The comments marked the first time a top official from the reclusive regime has appeared in a public forum to defend its actions, which have drawn widespread international condemnation, including from its closest neighbors in Southeast Asia.
“If offenders are not (prosecuted), anarchy will prevail, and there will be breach of peace and security,” Myanmar’s Deputy Defense Minister Maj Gen Aye Myint told a security conference.
The junta has charged Suu Kyi with violating the terms of her house arrest by sheltering American John W Yettaw after he secretly swam to her lakeside residence in early May. Suu Kyi’s lawyers have said Yettaw sneaked onto her property and have blamed security guards who monitor her house arrest for the breach.
Suu Kyi has been in detention without trial for more than 13 of the past 19 years. If convicted by the court which operates under the influence of the ruling military and almost always deals harshly with political dissidents Suu Kyi faces up to five years in jail.

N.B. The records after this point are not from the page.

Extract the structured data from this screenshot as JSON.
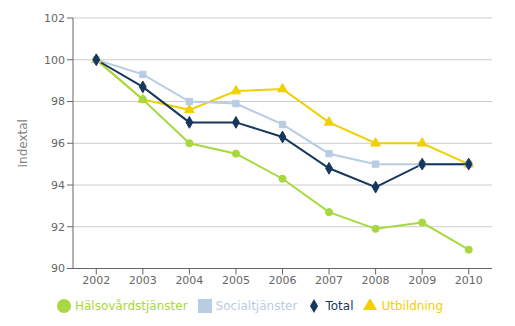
{
  "chart_data": {
    "type": "line",
    "x": [
      2002,
      2003,
      2004,
      2005,
      2006,
      2007,
      2008,
      2009,
      2010
    ],
    "series": [
      {
        "name": "Utbildning",
        "color": "#f0d000",
        "marker": "triangle",
        "values": [
          100.0,
          98.1,
          97.6,
          98.5,
          98.6,
          97.0,
          96.0,
          96.0,
          95.0
        ]
      },
      {
        "name": "Hälsovårdstjänster",
        "color": "#a8d840",
        "marker": "circle",
        "values": [
          100.0,
          98.1,
          96.0,
          95.5,
          94.3,
          92.7,
          91.9,
          92.2,
          90.9
        ]
      },
      {
        "name": "Socialtjänster",
        "color": "#b8cce4",
        "marker": "square",
        "values": [
          100.0,
          99.3,
          98.0,
          97.9,
          96.9,
          95.5,
          95.0,
          95.0,
          95.0
        ]
      },
      {
        "name": "Total",
        "color": "#17375e",
        "marker": "diamond",
        "values": [
          100.0,
          98.7,
          97.0,
          97.0,
          96.3,
          94.8,
          93.9,
          95.0,
          95.0
        ]
      }
    ],
    "ylabel": "Indextal",
    "xlim": [
      2001.5,
      2010.5
    ],
    "xticks": [
      2002,
      2003,
      2004,
      2005,
      2006,
      2007,
      2008,
      2009,
      2010
    ],
    "ylim": [
      90,
      102
    ],
    "yticks": [
      90,
      92,
      94,
      96,
      98,
      100,
      102
    ],
    "grid": true,
    "legend": "bottom"
  }
}
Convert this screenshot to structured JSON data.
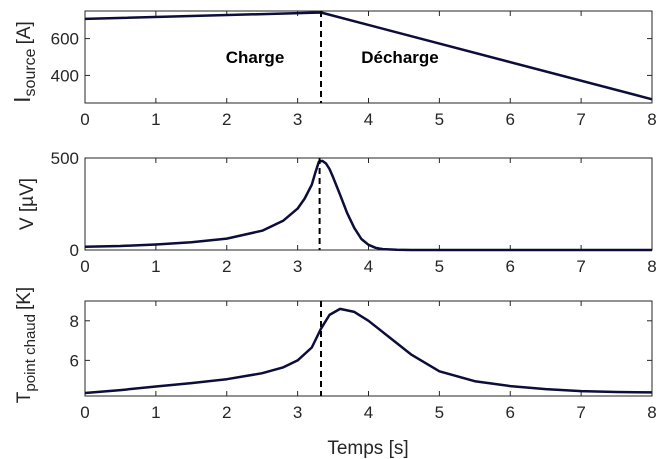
{
  "chart_data": [
    {
      "type": "line",
      "ylabel_main": "I",
      "ylabel_sub": "source",
      "ylabel_unit": "[A]",
      "xlim": [
        0,
        8
      ],
      "ylim": [
        250,
        750
      ],
      "xticks": [
        0,
        1,
        2,
        3,
        4,
        5,
        6,
        7,
        8
      ],
      "yticks": [
        400,
        600
      ],
      "x": [
        0,
        3.33,
        8
      ],
      "y": [
        707,
        742,
        270
      ],
      "marker_x": 3.33,
      "annotations": [
        "Charge",
        "Décharge"
      ]
    },
    {
      "type": "line",
      "ylabel": "V [µV]",
      "xlim": [
        0,
        8
      ],
      "ylim": [
        0,
        500
      ],
      "xticks": [
        0,
        1,
        2,
        3,
        4,
        5,
        6,
        7,
        8
      ],
      "yticks": [
        0,
        500
      ],
      "x": [
        0,
        0.5,
        1,
        1.5,
        2,
        2.5,
        2.8,
        3.0,
        3.1,
        3.2,
        3.25,
        3.3,
        3.35,
        3.4,
        3.45,
        3.5,
        3.6,
        3.7,
        3.8,
        3.9,
        4.0,
        4.1,
        4.2,
        4.4,
        4.6,
        5,
        6,
        7,
        8
      ],
      "y": [
        18,
        22,
        30,
        42,
        62,
        105,
        160,
        225,
        280,
        355,
        420,
        480,
        484,
        470,
        440,
        395,
        300,
        200,
        120,
        60,
        28,
        12,
        5,
        1,
        0,
        0,
        0,
        0,
        0
      ],
      "marker_x": 3.31
    },
    {
      "type": "line",
      "ylabel_main": "T",
      "ylabel_sub": "point chaud",
      "ylabel_unit": "[K]",
      "xlabel": "Temps [s]",
      "xlim": [
        0,
        8
      ],
      "ylim": [
        4.2,
        9
      ],
      "xticks": [
        0,
        1,
        2,
        3,
        4,
        5,
        6,
        7,
        8
      ],
      "yticks": [
        6,
        8
      ],
      "x": [
        0,
        0.5,
        1,
        1.5,
        2,
        2.5,
        2.8,
        3.0,
        3.2,
        3.33,
        3.45,
        3.6,
        3.8,
        4.0,
        4.3,
        4.6,
        5.0,
        5.5,
        6.0,
        6.5,
        7.0,
        7.5,
        8.0
      ],
      "y": [
        4.35,
        4.5,
        4.68,
        4.85,
        5.05,
        5.35,
        5.65,
        6.0,
        6.65,
        7.6,
        8.3,
        8.6,
        8.45,
        8.0,
        7.15,
        6.3,
        5.45,
        4.95,
        4.7,
        4.55,
        4.45,
        4.4,
        4.38
      ],
      "marker_x": 3.33
    }
  ]
}
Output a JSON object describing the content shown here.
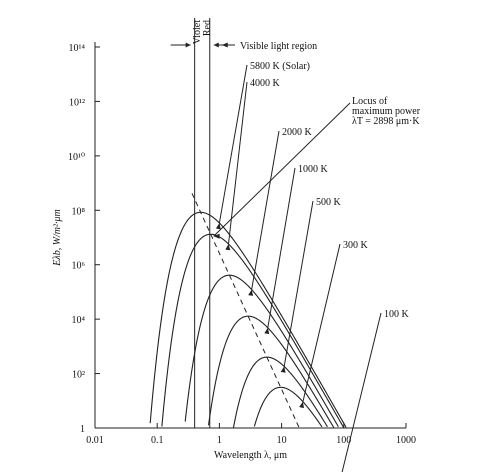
{
  "chart_data": {
    "type": "line",
    "title": "",
    "xlabel": "Wavelength λ, μm",
    "ylabel": "Eλb, W/m²·μm",
    "xscale": "log",
    "yscale": "log",
    "xlim": [
      0.01,
      1000
    ],
    "ylim": [
      1,
      100000000000000
    ],
    "grid": false,
    "x_ticks": [
      {
        "v": 0.01,
        "label": "0.01"
      },
      {
        "v": 0.1,
        "label": "0.1"
      },
      {
        "v": 1,
        "label": "1"
      },
      {
        "v": 10,
        "label": "10"
      },
      {
        "v": 100,
        "label": "100"
      },
      {
        "v": 1000,
        "label": "1000"
      }
    ],
    "y_ticks": [
      {
        "v": 1,
        "label": "1"
      },
      {
        "v": 100,
        "label": "10²"
      },
      {
        "v": 10000,
        "label": "10⁴"
      },
      {
        "v": 1000000,
        "label": "10⁶"
      },
      {
        "v": 100000000,
        "label": "10⁸"
      },
      {
        "v": 10000000000,
        "label": "10¹⁰"
      },
      {
        "v": 1000000000000,
        "label": "10¹²"
      },
      {
        "v": 100000000000000,
        "label": "10¹⁴"
      }
    ],
    "series": [
      {
        "name": "5800 K (Solar)",
        "temperature": 5800
      },
      {
        "name": "4000 K",
        "temperature": 4000
      },
      {
        "name": "2000 K",
        "temperature": 2000
      },
      {
        "name": "1000 K",
        "temperature": 1000
      },
      {
        "name": "500 K",
        "temperature": 500
      },
      {
        "name": "300 K",
        "temperature": 300
      },
      {
        "name": "100 K",
        "temperature": 100
      }
    ],
    "locus": {
      "text": [
        "Locus of",
        "maximum power",
        "λT = 2898 μm·K"
      ],
      "constant": 2898
    },
    "visible_region": {
      "violet": 0.4,
      "red": 0.7,
      "violet_label": "Violet",
      "red_label": "Red",
      "label": "Visible light region"
    }
  }
}
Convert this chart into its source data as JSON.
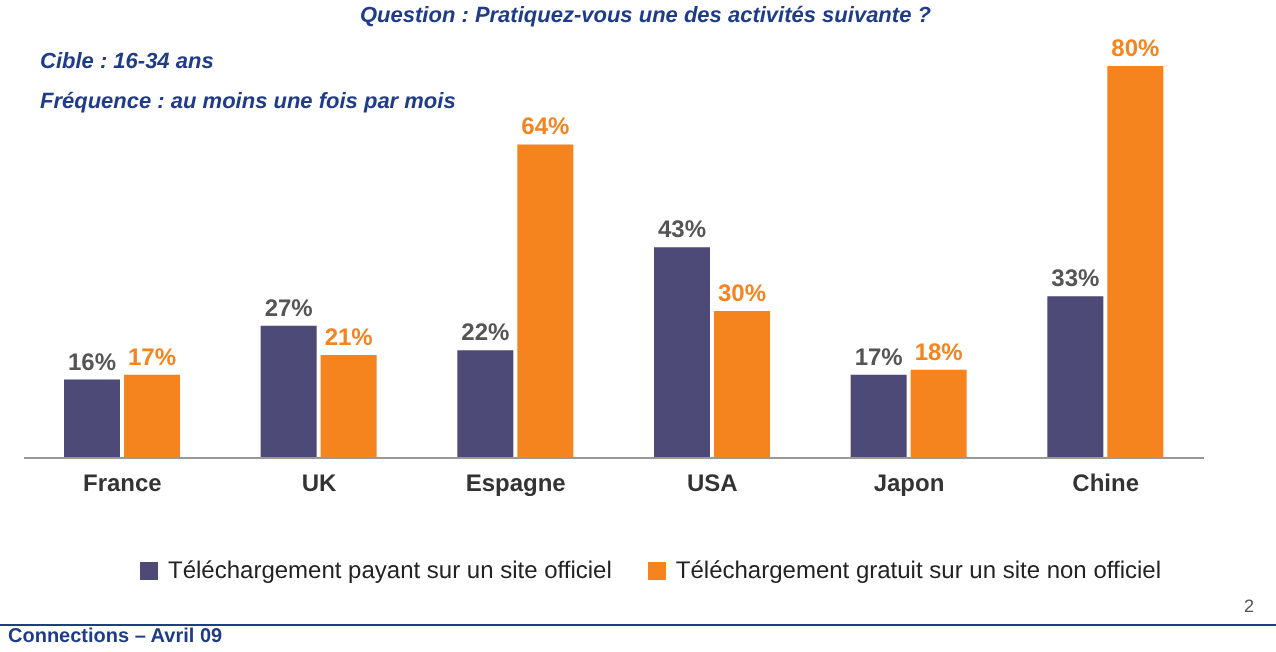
{
  "chart_data": {
    "type": "bar",
    "title": "Question : Pratiquez-vous une des activités suivante ?",
    "subtitle": "Cible : 16-34 ans",
    "annotations": [
      "Fréquence : au moins une fois par mois",
      "Connections – Avril 09",
      "2"
    ],
    "categories": [
      "France",
      "UK",
      "Espagne",
      "USA",
      "Japon",
      "Chine"
    ],
    "series": [
      {
        "name": "Téléchargement payant sur un site officiel",
        "color": "#4e4a78",
        "values": [
          16,
          27,
          22,
          43,
          17,
          33
        ],
        "value_labels": [
          "16%",
          "27%",
          "22%",
          "43%",
          "17%",
          "33%"
        ]
      },
      {
        "name": "Téléchargement gratuit sur un site non officiel",
        "color": "#f5841f",
        "values": [
          17,
          21,
          64,
          30,
          18,
          80
        ],
        "value_labels": [
          "17%",
          "21%",
          "64%",
          "30%",
          "18%",
          "80%"
        ]
      }
    ],
    "legend": "bottom"
  }
}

Aye Myint said Suu Kyi was charged because she allowed a foreigner to stay in her house, communicated with him and provided him food and shelter instead of informing the police.
The police noted that Suu Kyi “committed a cover-up of the truth by her failure to report an illegal immigrant,” he told the Shangri-La Dialogue, an annual forum of defense ministers, academics, experts and analysts.
“Thus there was no option but to proceed with legal proceedings,” he said. “It is the universal legal principle that no one is above the law.”
He said other countries “should refrain from interfering in internal affairs that will affect peace and security of the region.” Otherwise, it “may possibly affect mutual understanding and friendly relations” with other countries, he said.
He said the junta was committed to democracy and will hold elections in 2010, but few people believe the ruling generals will give up power easily. They see the election promise as a delaying tactic to keep international criticism at bay, and some have suggested Suu Kyi’s trial is meant to ensure she is in jail during that vote.
Suu Kyi’s party overwhelmingly won the last elections held in 1990 but was not allowed to take power by the military, which has run the country since 1962.
Aye Myint’s speech was followed by a question-and-answer session, but no delegate asked him for clarifications, an indication that his comments were not taken seriously and few expected convincing answers.
Earlier on Sunday, Britain’s Minister for International Defense and Security Ann Taylor told the conference that the world is behind Suu Kyi and others struggling for democracy in Myanmar, also known as Burma.
“The people of Burma have suffered half a century of isolation and conflict,” Taylor said. “But Aung San Suu Kyi is not alone. People all around are standing with her and the Burmese people,” she said.
“We say to the generals: Now is the time for transition to democracy, starting with the release of Aung San Suu Kyi,” she said.